2.10. Statistical Analysis
All values reported in this work are means of three independent determinations. The mean values ± SD are given in tables and graphs. All the data has been statistically analyzed by one-way analysis of variance (ANOVA) in randomized complete block design to check the variability of data and validity of results. Comparison between control and treatment was done by LSD test [25].
3. Results
When C. roseus plants were transplanted to soil containing variable concentrations of chromium, at the beginning they showed the symptoms of chlorosis and senescence. But after a period of one week of transfer, the plants gradually adapted and grew well. It seemed that after an initial shock plants grew well. Plants treated with Cr at 10 and 50 μM levels grew normally as shown by leaf numbers, plant height, and biomass. Only at 100 μM level there is some stunted growth (data not shown).
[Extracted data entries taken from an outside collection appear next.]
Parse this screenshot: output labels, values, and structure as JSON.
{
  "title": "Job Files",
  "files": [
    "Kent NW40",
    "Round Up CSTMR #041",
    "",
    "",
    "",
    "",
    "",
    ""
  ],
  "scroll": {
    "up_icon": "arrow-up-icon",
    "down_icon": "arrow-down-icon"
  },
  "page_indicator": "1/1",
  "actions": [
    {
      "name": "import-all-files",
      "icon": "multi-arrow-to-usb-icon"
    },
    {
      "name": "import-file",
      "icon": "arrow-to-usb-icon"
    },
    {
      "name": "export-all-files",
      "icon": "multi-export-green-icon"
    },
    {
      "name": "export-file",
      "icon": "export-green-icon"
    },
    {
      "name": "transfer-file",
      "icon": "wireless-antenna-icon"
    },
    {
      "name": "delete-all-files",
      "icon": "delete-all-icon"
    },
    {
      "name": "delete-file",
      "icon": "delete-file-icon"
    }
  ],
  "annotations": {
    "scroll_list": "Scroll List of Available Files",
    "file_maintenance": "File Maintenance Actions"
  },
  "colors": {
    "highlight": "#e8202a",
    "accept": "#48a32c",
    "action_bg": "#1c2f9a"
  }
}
3.1. Chromium Accumulation and Its Effect on Chlorophyll and Carotenoids Content
C. roseus accumulated chromium in concentration dependent manner (Table 1). The amount of chromium accumulated by different plant tissues (roots > leaves) varied significantly (ANOVA, P < 0.05). Roots of rosea variety accumulated maximum amount (41.4 ppm DW) of chromium when exposed to 100 μM chromium for 30 days. The maximum chromium (25.96 ppm DW) content in shoots was also recorded at the same concentration and in the same variety.
Table 1.
Chromium accumulation in C. roseus.
| Cr. conc. | Cr accumulation (ppm) | |||
|---|---|---|---|---|
| Rosea | Alba | |||
| Shoot | Root | Shoot | Root | |
| Control | n.d | n.d | n.d | n.d |
| 10 μM | 2.79 ± 0.12 | 5.80 ± 0.15 | 2.78 ± 0.13 | 3.06 ± 0.15 |
| 50 μM | 10.36 ± 0.43 | 15.67 ± 0.56 | 15.03 ± 0.45 | 31.4 ± 0.98 |
| 100 μM | 25.96 ± 0.85 | 41.4 ± 1.05 | 25.28 ± 0.64 | 35.3 ± 0.95 |
Chromium reduced the level of photosynthetic pigments (total chlorophyll, chlorophyll a, and chlorophyll b) in C. roseus (Figure 1(a)). The chromium toxicity to photosynthetic pigments was not very significant (ANOVA, P > 0.05). It was observed that 100 μM chromium treatment for 30 days reduced total chlorophyll, chlorophyll a, and chlorophyll b contents only by 8.52, 5.39, and 10.56% in rosea variety and 5.08, 5.65, and 4.72% in alba variety, respectively. Contrary to the results of chlorophyll, carotenoids content increases with the increasing concentration of Cr in the growth medium (Figure 1(b)). 54.5% increase was observed in the carotenoids content of rosea variety at 100 μM Cr level which is quite significant (ANOVA P < 0.05), but in alba variety not much significant increase was noticed at any level of Cr treatment (Figure 1(b)).
Figure 1.
Effect of different chromium concentrations on (a) chlorophyll, (b) carotenoids, (c) protein, (d) cysteine, (e) Proline, and (f) NP-SH content of C. roseus after 30 days of Cr treatment. Mean ± S.D. (n = 3). ANOVA, P < 0.05.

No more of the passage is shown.